U.K. Airports Review Seeks Quick Narrowing of London Hub Options

The U.K. government commission exploring the future of London Heathrow, Europe’s busiest hub, said it’s pressing ahead to narrow options on how to develop the airport infrastructure around the U.K. capital.

“We need to move quickly to winnow down the options and reduce uncertainty for potentially affected communities,” Howard Davies, chairman of the Airports Commission, said in a statement today as the group published submissions it has received on how to evolve capacity in southeast England.

The commission has received 48 proposals as Boris Johnson, the city’s mayor, favors development of Stansted airport to the north or a completely new base in the Thames estuary costing 65 billion pounds ($100 billion). Heathrow has proposed adding a third runway by 2025-29 for as much as 18 billion pounds.

“The proposals that we have received and that we have published today demonstrate imaginative and thoughtful responses to the challenges that the Airports Commission has been set but also show clearly the wide spectrum of views that exist on these issues,” Davies said.

An interim report from the panel is due later this year, with the final document slated to be published in 2015. The public has until Sept. 27 to comment on the proposals.

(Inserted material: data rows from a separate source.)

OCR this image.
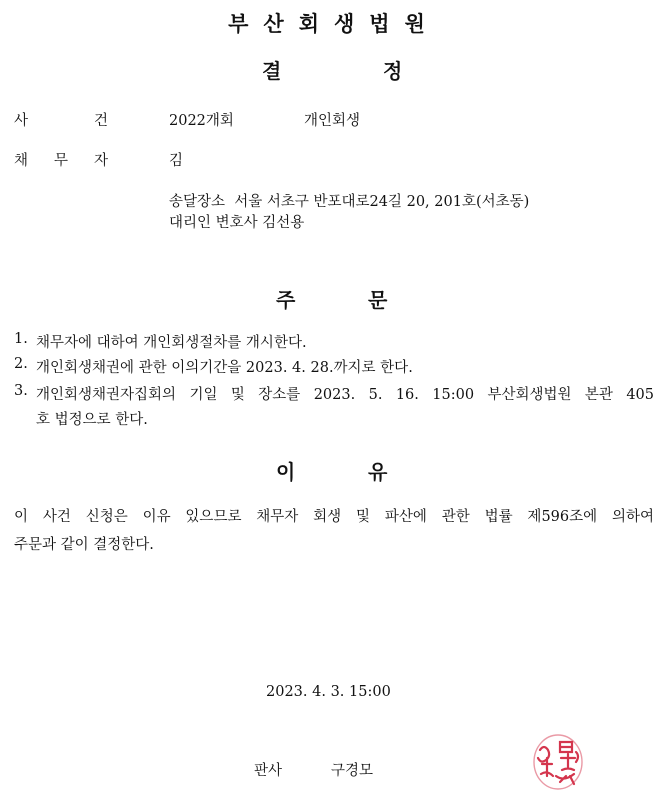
부산회생법원
결	정
사	건	2022개회	개인회생
채 무 자	김
송달장소  서울 서초구 반포대로24길 20, 201호(서초동)
대리인 변호사 김선용
주	문
1. 채무자에 대하여 개인회생절차를 개시한다.
2. 개인회생채권에 관한 이의기간을 2023. 4. 28.까지로 한다.
3. 개인회생채권자집회의 기일 및 장소를 2023. 5. 16. 15:00 부산회생법원 본관 405
호 법정으로 한다.
이	유
이 사건 신청은 이유 있으므로 채무자 회생 및 파산에 관한 법률 제596조에 의하여
주문과 같이 결정한다.
2023. 4. 3. 15:00
판사	구경모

Submissions run from Johnson’s plan to shutter Heathrow in favor of another site to adding no additional runways and linking the current five airports surrounding the city with a high-speed train to create an interconnected hub.

Short-Term Plans

London Gatwick, Europe’s busiest single-runway airport, is advocating expansion and told the commission it could deliver the added capacity for as little as 5 billion pounds. Global Infrastructure Partners Ltd., which acquired the site in 2009 after U.K. regulators ordered a breakup of Heathrow owner BAA Ltd., said July 23 it favored a “constellation” of airports ringing London rather than one hub maximizing inter-continental connections.

Stansted airport could lift annual capacity to 90 million passengers with the addition of one runway, or to 160 million travelers with a four-runway layout, owner Manchester Airports Group said last month.

In addition to long-term plans, the commission is exploring measures that could be taken in earlier, some within 5 years, to alleviate constraints.

The 65 submissions for such steps range from changing operating rules now in place at Heathrow to enable more departures and arrivals to raising the U.K.’s air passenger duty to curb demand for flights.